AM: So how long do you expect this process to take? Are you looking at a couple of years, a couple of decades?
DW: Oh, a couple of hundred years. No, actually, I like how quickly we made progress, by just getting people to talk to each other. There were a lot of raised eyebrows, and, “Oh, I didn’t realize that” between experts, and that’s a good thing. Because the lunar architecture design and building is starting soon. So by the end of this summer, we should have a document out. We’re not trying to make requirements here. We want to make sure we understand what the issues are, and how we can forestall problems. And we need to make sure we have ways to add mitigation technologies into the process later on.
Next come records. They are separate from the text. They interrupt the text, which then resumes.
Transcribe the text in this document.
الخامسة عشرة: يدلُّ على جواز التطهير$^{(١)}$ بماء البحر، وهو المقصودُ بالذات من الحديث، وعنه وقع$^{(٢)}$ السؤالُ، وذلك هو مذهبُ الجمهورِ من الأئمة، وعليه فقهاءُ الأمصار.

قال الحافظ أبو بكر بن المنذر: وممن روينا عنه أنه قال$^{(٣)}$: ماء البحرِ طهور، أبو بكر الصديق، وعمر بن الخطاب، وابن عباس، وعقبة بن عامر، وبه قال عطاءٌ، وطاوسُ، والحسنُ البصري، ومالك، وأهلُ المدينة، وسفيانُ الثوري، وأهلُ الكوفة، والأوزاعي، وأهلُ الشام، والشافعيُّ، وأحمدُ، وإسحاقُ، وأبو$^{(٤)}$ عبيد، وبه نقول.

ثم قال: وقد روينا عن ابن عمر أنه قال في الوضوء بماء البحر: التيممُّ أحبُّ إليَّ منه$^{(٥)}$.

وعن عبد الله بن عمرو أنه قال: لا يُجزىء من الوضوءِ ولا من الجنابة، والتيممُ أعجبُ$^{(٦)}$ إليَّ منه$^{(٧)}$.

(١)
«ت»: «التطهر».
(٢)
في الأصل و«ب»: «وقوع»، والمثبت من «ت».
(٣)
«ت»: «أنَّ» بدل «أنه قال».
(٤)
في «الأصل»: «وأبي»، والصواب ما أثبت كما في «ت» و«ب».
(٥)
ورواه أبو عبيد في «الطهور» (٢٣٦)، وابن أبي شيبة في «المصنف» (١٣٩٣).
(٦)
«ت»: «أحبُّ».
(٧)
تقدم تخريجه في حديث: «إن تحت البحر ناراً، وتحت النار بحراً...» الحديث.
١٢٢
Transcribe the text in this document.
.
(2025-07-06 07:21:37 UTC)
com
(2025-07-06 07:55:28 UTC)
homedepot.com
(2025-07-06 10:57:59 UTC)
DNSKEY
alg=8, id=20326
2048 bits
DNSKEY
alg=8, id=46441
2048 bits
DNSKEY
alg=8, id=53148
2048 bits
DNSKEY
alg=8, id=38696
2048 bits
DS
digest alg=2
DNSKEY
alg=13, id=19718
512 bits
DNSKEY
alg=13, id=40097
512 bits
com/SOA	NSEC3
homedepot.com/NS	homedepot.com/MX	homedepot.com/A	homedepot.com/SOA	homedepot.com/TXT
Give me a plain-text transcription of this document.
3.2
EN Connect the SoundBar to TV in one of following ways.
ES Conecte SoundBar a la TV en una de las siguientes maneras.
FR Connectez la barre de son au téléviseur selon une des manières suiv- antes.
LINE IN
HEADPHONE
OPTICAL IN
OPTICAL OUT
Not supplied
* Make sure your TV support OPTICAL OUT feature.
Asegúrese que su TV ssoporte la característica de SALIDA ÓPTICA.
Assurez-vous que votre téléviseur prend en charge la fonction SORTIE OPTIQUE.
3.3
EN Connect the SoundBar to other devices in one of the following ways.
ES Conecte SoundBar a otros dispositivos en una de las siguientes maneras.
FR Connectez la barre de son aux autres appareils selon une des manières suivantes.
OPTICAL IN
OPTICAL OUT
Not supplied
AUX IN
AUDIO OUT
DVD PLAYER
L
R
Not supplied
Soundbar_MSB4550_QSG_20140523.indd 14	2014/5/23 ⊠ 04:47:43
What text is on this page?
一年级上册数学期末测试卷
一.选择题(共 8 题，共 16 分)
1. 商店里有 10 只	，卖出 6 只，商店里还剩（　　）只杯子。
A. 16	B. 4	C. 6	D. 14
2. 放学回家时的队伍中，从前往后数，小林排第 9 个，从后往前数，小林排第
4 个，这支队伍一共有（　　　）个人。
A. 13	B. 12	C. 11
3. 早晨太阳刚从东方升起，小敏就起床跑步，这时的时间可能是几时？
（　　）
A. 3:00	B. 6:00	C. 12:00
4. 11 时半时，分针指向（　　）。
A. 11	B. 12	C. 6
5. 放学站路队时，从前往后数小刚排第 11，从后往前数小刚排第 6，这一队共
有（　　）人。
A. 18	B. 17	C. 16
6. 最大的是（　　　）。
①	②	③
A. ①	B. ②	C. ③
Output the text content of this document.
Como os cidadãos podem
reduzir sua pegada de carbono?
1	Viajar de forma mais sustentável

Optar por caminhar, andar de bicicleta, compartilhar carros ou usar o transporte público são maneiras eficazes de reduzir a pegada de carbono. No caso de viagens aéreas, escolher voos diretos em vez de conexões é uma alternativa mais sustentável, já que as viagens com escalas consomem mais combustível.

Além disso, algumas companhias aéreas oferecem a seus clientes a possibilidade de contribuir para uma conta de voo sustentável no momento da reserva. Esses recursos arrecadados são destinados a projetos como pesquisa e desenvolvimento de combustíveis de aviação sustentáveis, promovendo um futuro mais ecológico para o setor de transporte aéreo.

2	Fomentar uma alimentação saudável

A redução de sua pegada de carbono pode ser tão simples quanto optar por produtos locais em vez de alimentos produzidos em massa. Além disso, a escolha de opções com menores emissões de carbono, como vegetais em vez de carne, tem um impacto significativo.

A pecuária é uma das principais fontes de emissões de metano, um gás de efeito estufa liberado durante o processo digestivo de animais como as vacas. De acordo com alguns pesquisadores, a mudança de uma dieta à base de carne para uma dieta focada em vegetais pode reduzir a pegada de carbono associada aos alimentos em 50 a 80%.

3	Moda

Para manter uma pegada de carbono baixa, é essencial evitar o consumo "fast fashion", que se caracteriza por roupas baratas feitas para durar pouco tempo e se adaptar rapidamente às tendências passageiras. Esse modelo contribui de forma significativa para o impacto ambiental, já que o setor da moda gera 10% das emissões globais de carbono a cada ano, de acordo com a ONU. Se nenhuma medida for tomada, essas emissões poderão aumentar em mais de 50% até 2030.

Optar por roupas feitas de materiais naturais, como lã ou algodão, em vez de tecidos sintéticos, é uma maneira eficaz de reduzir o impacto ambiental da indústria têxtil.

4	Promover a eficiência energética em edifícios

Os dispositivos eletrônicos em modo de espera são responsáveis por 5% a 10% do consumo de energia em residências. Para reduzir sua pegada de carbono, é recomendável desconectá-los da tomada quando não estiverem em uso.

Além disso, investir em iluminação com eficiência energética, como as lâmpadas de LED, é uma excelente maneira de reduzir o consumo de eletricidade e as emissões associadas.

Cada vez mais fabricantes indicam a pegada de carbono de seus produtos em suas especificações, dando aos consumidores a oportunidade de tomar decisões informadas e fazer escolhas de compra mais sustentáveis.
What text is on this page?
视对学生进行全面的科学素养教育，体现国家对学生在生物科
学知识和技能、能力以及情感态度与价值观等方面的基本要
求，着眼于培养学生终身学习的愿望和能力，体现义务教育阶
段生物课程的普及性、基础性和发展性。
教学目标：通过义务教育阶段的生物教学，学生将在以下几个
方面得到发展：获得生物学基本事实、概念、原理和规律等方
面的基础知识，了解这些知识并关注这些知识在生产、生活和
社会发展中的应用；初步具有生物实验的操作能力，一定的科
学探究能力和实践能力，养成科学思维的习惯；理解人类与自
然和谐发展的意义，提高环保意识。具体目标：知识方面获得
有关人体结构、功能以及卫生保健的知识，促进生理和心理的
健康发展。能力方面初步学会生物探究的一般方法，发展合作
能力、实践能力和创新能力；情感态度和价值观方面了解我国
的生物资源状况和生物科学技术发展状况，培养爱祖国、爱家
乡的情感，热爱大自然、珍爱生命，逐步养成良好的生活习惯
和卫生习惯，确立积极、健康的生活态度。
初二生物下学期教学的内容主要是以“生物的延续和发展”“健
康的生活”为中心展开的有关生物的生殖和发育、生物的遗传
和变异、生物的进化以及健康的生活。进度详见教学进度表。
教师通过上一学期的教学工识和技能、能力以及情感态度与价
In the Apollo days, they were concerned about getting there. That was primarily it. Everything else took a back seat to that. Now we know we can get there, so we need to worry about the fine points, because we want to actually go live there. It’s on quite a different scale now. The last exploration event of this significance was probably the human settlement of Australia 40,000 years ago. And then the human settlement of the Americas 20,000 years ago. And now we’re doing something that is on the same scale, on the moon. And perhaps on Mars. But it’s going to go a lot faster than it happened back then.